In all my years as an educator I have never had a student say to me “When I grow-up I want to be a Prostitute.” I also have never had a parent tell me they want their son or daughter to grow-up to be a prostitute. We want to ignore the data that prostitution is usually not a choice. Prostitution generally continues the marginalization of people who have already been victims. We need to change our attitude about prostitution and recognize the societal cost as well as that the majority of prostitutes began by being exploited long before the age of 18. It began when they were children. We need to support the victims of prostitution as well as support the legislation required to make it illegal to victimize women.

Ending child prostitution will require a combined effort of punishing those who are involved and make money from victimizing children but education and policies that support human rights of all children.

Child Poverty

Despite 25 years ago a commitment of government to end child poverty, it hasn’t happened. It can happen but we ignore what needs to be done. It can start by changing our tax policies.

What Can Be Done?

  • We need to increase tax credits for young families (Visit Canadians for Tax Fairness)
  • We need to create jobs – change business tax structures to encourage job creation and heavily tax money that is not re-invested into jobs or training.
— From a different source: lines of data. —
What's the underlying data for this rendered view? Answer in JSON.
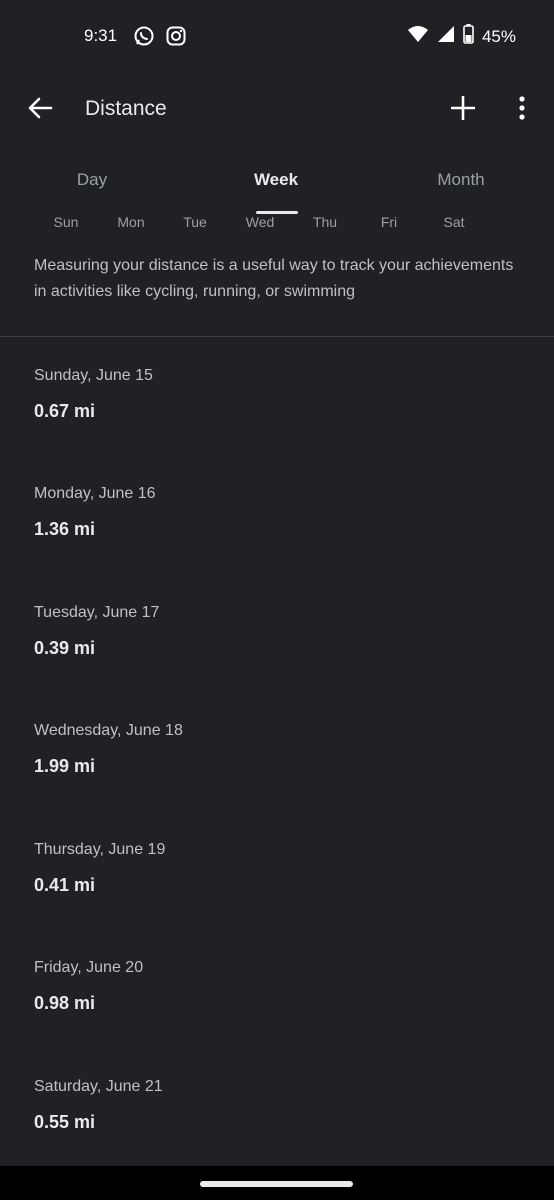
{
  "status_bar": {
    "time": "9:31",
    "battery": "45%",
    "icons": [
      "whatsapp-icon",
      "instagram-icon",
      "wifi-icon",
      "signal-icon",
      "battery-icon"
    ]
  },
  "app_bar": {
    "title": "Distance",
    "icons": [
      "back-arrow-icon",
      "add-icon",
      "more-vert-icon"
    ]
  },
  "period_tabs": [
    {
      "label": "Day",
      "active": false
    },
    {
      "label": "Week",
      "active": true
    },
    {
      "label": "Month",
      "active": false
    }
  ],
  "day_tabs": [
    {
      "label": "Sun"
    },
    {
      "label": "Mon"
    },
    {
      "label": "Tue"
    },
    {
      "label": "Wed",
      "selected": true
    },
    {
      "label": "Thu"
    },
    {
      "label": "Fri"
    },
    {
      "label": "Sat"
    }
  ],
  "description": "Measuring your distance is a useful way to track your achievements in activities like cycling, running, or swimming",
  "entries": [
    {
      "date": "Sunday, June 15",
      "value": "0.67 mi"
    },
    {
      "date": "Monday, June 16",
      "value": "1.36 mi"
    },
    {
      "date": "Tuesday, June 17",
      "value": "0.39 mi"
    },
    {
      "date": "Wednesday, June 18",
      "value": "1.99 mi"
    },
    {
      "date": "Thursday, June 19",
      "value": "0.41 mi"
    },
    {
      "date": "Friday, June 20",
      "value": "0.98 mi"
    },
    {
      "date": "Saturday, June 21",
      "value": "0.55 mi"
    }
  ],
  "colors": {
    "background": "#202124",
    "text_primary": "#e8eaed",
    "text_secondary": "#9aa0a6"
  }
}
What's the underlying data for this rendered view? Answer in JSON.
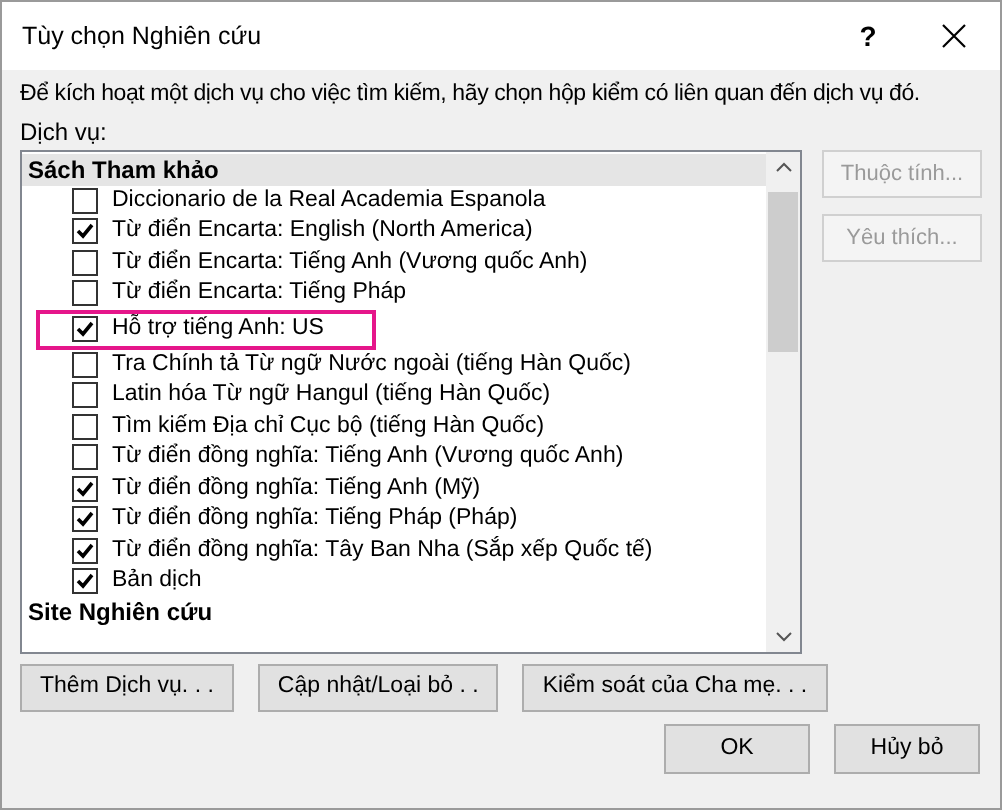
{
  "window": {
    "title": "Tùy chọn Nghiên cứu",
    "help": "?"
  },
  "instruction": "Để kích hoạt một dịch vụ cho việc tìm kiếm, hãy chọn hộp kiểm có liên quan đến dịch vụ đó.",
  "services_label": "Dịch vụ:",
  "services": [
    {
      "kind": "group",
      "label": "Sách Tham khảo",
      "selected": true
    },
    {
      "kind": "item",
      "label": "Diccionario de la Real Academia Espanola",
      "checked": false,
      "highlighted": false
    },
    {
      "kind": "item",
      "label": "Từ điển Encarta: English (North America)",
      "checked": true,
      "highlighted": false
    },
    {
      "kind": "item",
      "label": "Từ điển Encarta: Tiếng Anh (Vương quốc Anh)",
      "checked": false,
      "highlighted": false
    },
    {
      "kind": "item",
      "label": "Từ điển Encarta: Tiếng Pháp",
      "checked": false,
      "highlighted": false
    },
    {
      "kind": "item",
      "label": "Hỗ trợ tiếng Anh: US",
      "checked": true,
      "highlighted": true
    },
    {
      "kind": "item",
      "label": "Tra Chính tả Từ ngữ Nước ngoài (tiếng Hàn Quốc)",
      "checked": false,
      "highlighted": false
    },
    {
      "kind": "item",
      "label": "Latin hóa Từ ngữ Hangul (tiếng Hàn Quốc)",
      "checked": false,
      "highlighted": false
    },
    {
      "kind": "item",
      "label": "Tìm kiếm Địa chỉ Cục bộ (tiếng Hàn Quốc)",
      "checked": false,
      "highlighted": false
    },
    {
      "kind": "item",
      "label": "Từ điển đồng nghĩa: Tiếng Anh (Vương quốc Anh)",
      "checked": false,
      "highlighted": false
    },
    {
      "kind": "item",
      "label": "Từ điển đồng nghĩa: Tiếng Anh (Mỹ)",
      "checked": true,
      "highlighted": false
    },
    {
      "kind": "item",
      "label": "Từ điển đồng nghĩa: Tiếng Pháp (Pháp)",
      "checked": true,
      "highlighted": false
    },
    {
      "kind": "item",
      "label": "Từ điển đồng nghĩa: Tây Ban Nha (Sắp xếp Quốc tế)",
      "checked": true,
      "highlighted": false
    },
    {
      "kind": "item",
      "label": "Bản dịch",
      "checked": true,
      "highlighted": false
    },
    {
      "kind": "group",
      "label": "Site Nghiên cứu",
      "selected": false
    }
  ],
  "side_buttons": [
    {
      "label": "Thuộc tính...",
      "disabled": true
    },
    {
      "label": "Yêu thích...",
      "disabled": true
    }
  ],
  "service_buttons": [
    "Thêm Dịch vụ. . .",
    "Cập nhật/Loại bỏ . .",
    "Kiểm soát của Cha mẹ. . ."
  ],
  "dialog_buttons": [
    "OK",
    "Hủy bỏ"
  ]
}
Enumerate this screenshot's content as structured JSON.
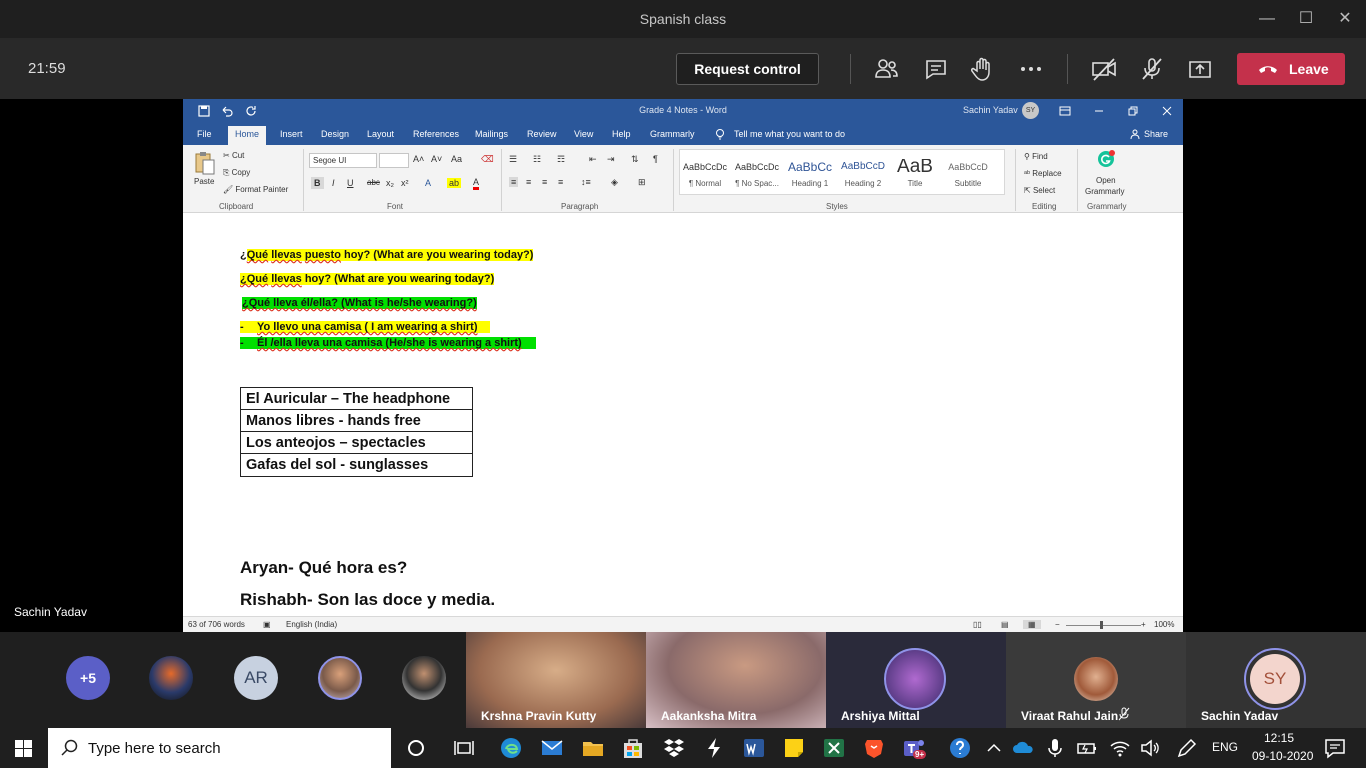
{
  "window": {
    "title": "Spanish class",
    "minimize": "—",
    "maximize": "☐",
    "close": "✕"
  },
  "meeting": {
    "time": "21:59",
    "request_control": "Request control",
    "leave": "Leave",
    "presenter": "Sachin Yadav",
    "more_participants": "+5",
    "participants": [
      {
        "initials": "AR"
      },
      {
        "name": "Krshna Pravin Kutty"
      },
      {
        "name": "Aakanksha Mitra"
      },
      {
        "name": "Arshiya Mittal"
      },
      {
        "name": "Viraat Rahul Jain"
      },
      {
        "name": "Sachin Yadav",
        "initials": "SY"
      }
    ]
  },
  "word": {
    "doc_title": "Grade 4 Notes - Word",
    "user_name": "Sachin Yadav",
    "user_initials": "SY",
    "tabs": [
      "File",
      "Home",
      "Insert",
      "Design",
      "Layout",
      "References",
      "Mailings",
      "Review",
      "View",
      "Help",
      "Grammarly"
    ],
    "tell_me": "Tell me what you want to do",
    "share": "Share",
    "ribbon": {
      "paste": "Paste",
      "cut": "Cut",
      "copy": "Copy",
      "format_painter": "Format Painter",
      "font_name": "Segoe UI",
      "find": "Find",
      "replace": "Replace",
      "select": "Select",
      "open_grammarly_1": "Open",
      "open_grammarly_2": "Grammarly",
      "groups": [
        "Clipboard",
        "Font",
        "Paragraph",
        "Styles",
        "Editing",
        "Grammarly"
      ],
      "styles": [
        {
          "preview": "AaBbCcDc",
          "name": "¶ Normal"
        },
        {
          "preview": "AaBbCcDc",
          "name": "¶ No Spac..."
        },
        {
          "preview": "AaBbCc",
          "name": "Heading 1"
        },
        {
          "preview": "AaBbCcD",
          "name": "Heading 2"
        },
        {
          "preview": "AaB",
          "name": "Title"
        },
        {
          "preview": "AaBbCcD",
          "name": "Subtitle"
        }
      ]
    },
    "document": {
      "q1_pre": "¿",
      "q1_a": "Qué",
      "q1_b": "llevas",
      "q1_c": "puesto",
      "q1_rest": " hoy? (What are you wearing today?)",
      "q2_a": "¿Qué",
      "q2_b": "llevas",
      "q2_rest": " hoy? (What are you wearing today?)",
      "q3": "¿Qué lleva él/ella? (What is he/she wearing?)",
      "a1_bullet": "-",
      "a1": "Yo llevo una camisa ( I am wearing a shirt)",
      "a2_bullet": "-",
      "a2": "Él /ella lleva una camisa (He/she is wearing a shirt)",
      "vocab": [
        "El Auricular – The headphone",
        "Manos libres  - hands free",
        "Los anteojos – spectacles",
        "Gafas del sol - sunglasses"
      ],
      "line1": "Aryan- Qué hora es?",
      "line2": "Rishabh- Son las doce y media."
    },
    "status": {
      "words": "63 of 706 words",
      "language": "English (India)",
      "zoom": "100%"
    }
  },
  "taskbar": {
    "search_placeholder": "Type here to search",
    "lang": "ENG",
    "time": "12:15",
    "date": "09-10-2020",
    "teams_badge": "9+"
  }
}
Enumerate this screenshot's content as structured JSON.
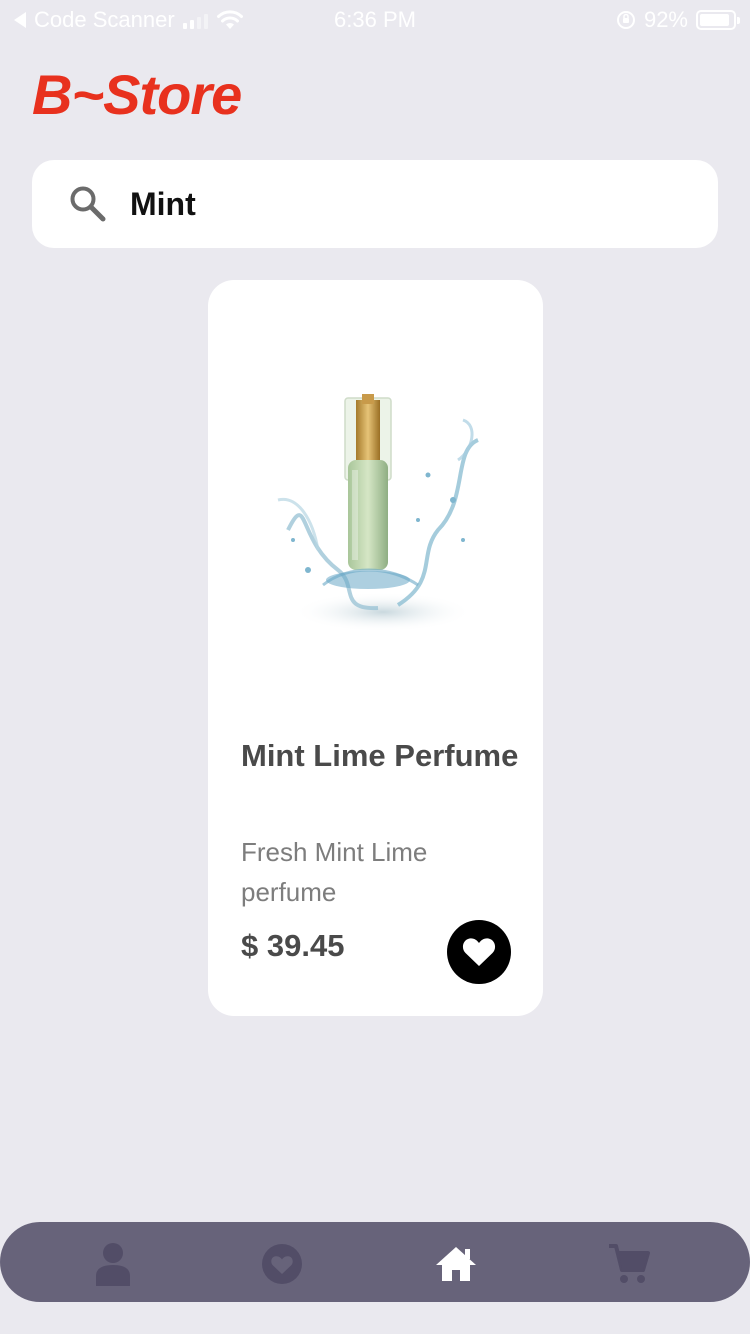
{
  "status_bar": {
    "back_app": "Code Scanner",
    "time": "6:36 PM",
    "battery": "92%",
    "battery_level": 0.92
  },
  "brand": {
    "title": "B~Store",
    "color": "#e8311e"
  },
  "search": {
    "value": "Mint",
    "icon": "search-icon"
  },
  "products": [
    {
      "name": "Mint Lime Perfume",
      "description": "Fresh Mint Lime perfume",
      "price": "$ 39.45",
      "image": "perfume-bottle-image",
      "favorite_icon": "heart-icon"
    }
  ],
  "bottom_nav": {
    "background": "#67637a",
    "items": [
      {
        "icon": "user-icon",
        "active": false
      },
      {
        "icon": "heart-icon",
        "active": false
      },
      {
        "icon": "home-icon",
        "active": true
      },
      {
        "icon": "cart-icon",
        "active": false
      }
    ]
  }
}
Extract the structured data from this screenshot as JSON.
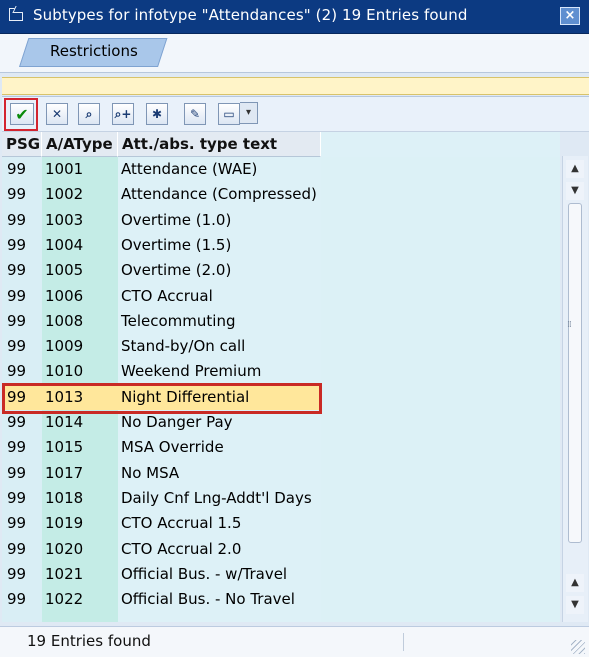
{
  "window": {
    "title": "Subtypes for infotype \"Attendances\" (2)   19 Entries found",
    "close_label": "×"
  },
  "tabs": [
    {
      "label": "Restrictions"
    }
  ],
  "toolbar": {
    "buttons": [
      {
        "icon": "checkmark-icon",
        "glyph": "✔"
      },
      {
        "icon": "cancel-icon",
        "glyph": "✕"
      },
      {
        "icon": "find-icon",
        "glyph": "⌕"
      },
      {
        "icon": "find-next-icon",
        "glyph": "⌕+"
      },
      {
        "icon": "settings-icon",
        "glyph": "✱"
      },
      {
        "icon": "personalize-icon",
        "glyph": "✎"
      },
      {
        "icon": "print-icon",
        "glyph": "▭"
      }
    ],
    "dropdown_glyph": "▾"
  },
  "table": {
    "headers": [
      "PSG",
      "A/AType",
      "Att./abs. type text"
    ],
    "rows": [
      [
        "99",
        "1001",
        "Attendance (WAE)"
      ],
      [
        "99",
        "1002",
        "Attendance (Compressed)"
      ],
      [
        "99",
        "1003",
        "Overtime (1.0)"
      ],
      [
        "99",
        "1004",
        "Overtime (1.5)"
      ],
      [
        "99",
        "1005",
        "Overtime (2.0)"
      ],
      [
        "99",
        "1006",
        "CTO Accrual"
      ],
      [
        "99",
        "1008",
        "Telecommuting"
      ],
      [
        "99",
        "1009",
        "Stand-by/On call"
      ],
      [
        "99",
        "1010",
        "Weekend Premium"
      ],
      [
        "99",
        "1013",
        "Night Differential"
      ],
      [
        "99",
        "1014",
        "No Danger Pay"
      ],
      [
        "99",
        "1015",
        "MSA Override"
      ],
      [
        "99",
        "1017",
        "No MSA"
      ],
      [
        "99",
        "1018",
        "Daily Cnf Lng-Addt'l Days"
      ],
      [
        "99",
        "1019",
        "CTO Accrual 1.5"
      ],
      [
        "99",
        "1020",
        "CTO Accrual 2.0"
      ],
      [
        "99",
        "1021",
        "Official Bus. - w/Travel"
      ],
      [
        "99",
        "1022",
        "Official Bus. - No Travel"
      ]
    ],
    "selected_row": 9
  },
  "scrollbar": {
    "up": "▲",
    "down": "▼",
    "grip": "⁞⁞"
  },
  "status": {
    "text": "19 Entries found"
  },
  "colors": {
    "titlebar": "#0c3a82",
    "selection": "#ffe79b",
    "highlight": "#d3242f"
  }
}
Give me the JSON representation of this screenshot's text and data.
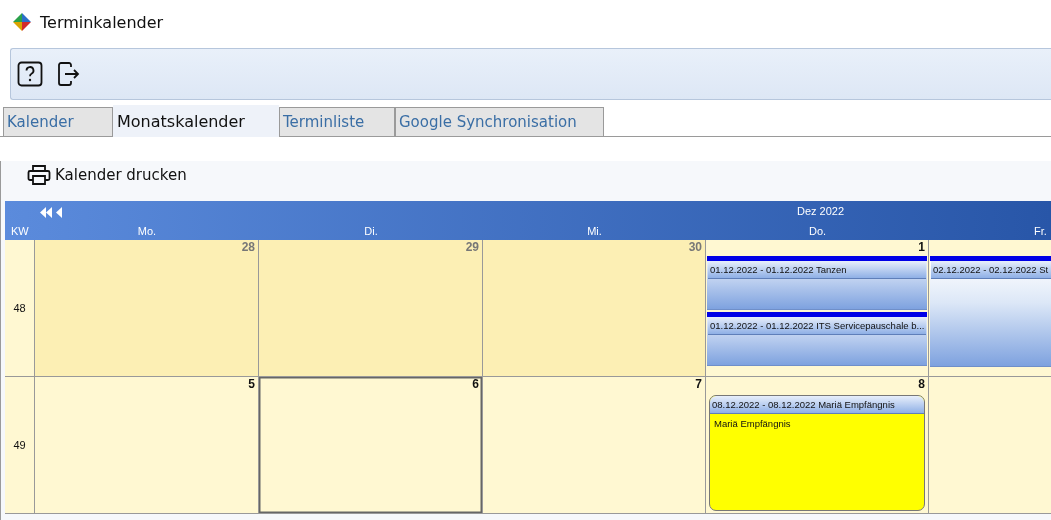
{
  "window": {
    "title": "Terminkalender"
  },
  "tabs": [
    {
      "label": "Kalender",
      "selected": false
    },
    {
      "label": "Monatskalender",
      "selected": true
    },
    {
      "label": "Terminliste",
      "selected": false
    },
    {
      "label": "Google Synchronisation",
      "selected": false
    }
  ],
  "print_button": {
    "label": "Kalender drucken"
  },
  "calendar": {
    "month": "Dez 2022",
    "week_label": "KW",
    "weekdays": [
      "Mo.",
      "Di.",
      "Mi.",
      "Do.",
      "Fr."
    ],
    "weeks": [
      {
        "week": "48",
        "days": [
          {
            "day": "28",
            "in_month": false,
            "selected": false
          },
          {
            "day": "29",
            "in_month": false,
            "selected": false
          },
          {
            "day": "30",
            "in_month": false,
            "selected": false
          },
          {
            "day": "1",
            "in_month": true,
            "selected": false,
            "events": [
              {
                "kind": "bar",
                "title": "01.12.2022 - 01.12.2022 Tanzen"
              },
              {
                "kind": "bar",
                "title": "01.12.2022 - 01.12.2022 ITS Servicepauschale b..."
              }
            ]
          },
          {
            "in_month": true,
            "selected": false,
            "events": [
              {
                "kind": "tall",
                "title": "02.12.2022 - 02.12.2022 St"
              }
            ]
          }
        ]
      },
      {
        "week": "49",
        "days": [
          {
            "day": "5",
            "in_month": true,
            "selected": false
          },
          {
            "day": "6",
            "in_month": true,
            "selected": true
          },
          {
            "day": "7",
            "in_month": true,
            "selected": false
          },
          {
            "day": "8",
            "in_month": true,
            "selected": false,
            "events": [
              {
                "kind": "holiday",
                "title": "08.12.2022 - 08.12.2022 Mariä Empfängnis",
                "note": "Mariä Empfängnis"
              }
            ]
          },
          {
            "in_month": true,
            "selected": false
          }
        ]
      }
    ]
  }
}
Provide incentives for businesses that invest in building communities.
  • Joint efforts of government and business to assist with day care and education. Universal day care program which will include increasing day care spaces in schools as well as in larger companies. Providing opportunities for day cares to be at people’s work places. Imagine if your employer had a day care where you not only worked but recognized the important role you have as a parent and you had the opportunity to have lunch and breaks with your children.
  • Business and government involved in job training initiatives which focus on people under the age of 35

We need to put people back to work. Youth unemployment is too high. Wages have not kept up with inflation. We need to develop systems that encourage people to work and be self-sufficient.

Education

We can blame poor results in reading and math on societal issues. In the end that won’t change results. We need to accept the data and make the changes required to bring about better scores.

What Can Be Done?

  • We need to increase the time students write and read
  • We need to focus on the foundational skills of numeracy
  • We need to create safe and inclusive school environments
  • We need to collect data from a variety of sources to see if students are learning
  • Province funding education 100% allowing School Divisions to implement the mandated policies regarding class size, curriculum and supports for student services.
  • We need to create positive learning environments
  • We need all teachers to be trained in teaching numeracy and literacy
  • We need to focus on those strategies that work and stop doing those things that don’t

Conclusion

I can hear people thinking how much will this all cost? The question should be however, “How much will it cost if we don’t do anything?” This isn’t about ideology. This is about recognizing that children matter. This is about recognizing that as adults we all have responsibility to ensure we have healthy and strong environments for our children to flourish in. This is about recognizing we all need to advocate for children. This is about recognizing our responsibility to children and the future.

This is about recognizing that CHILDREN MATTER.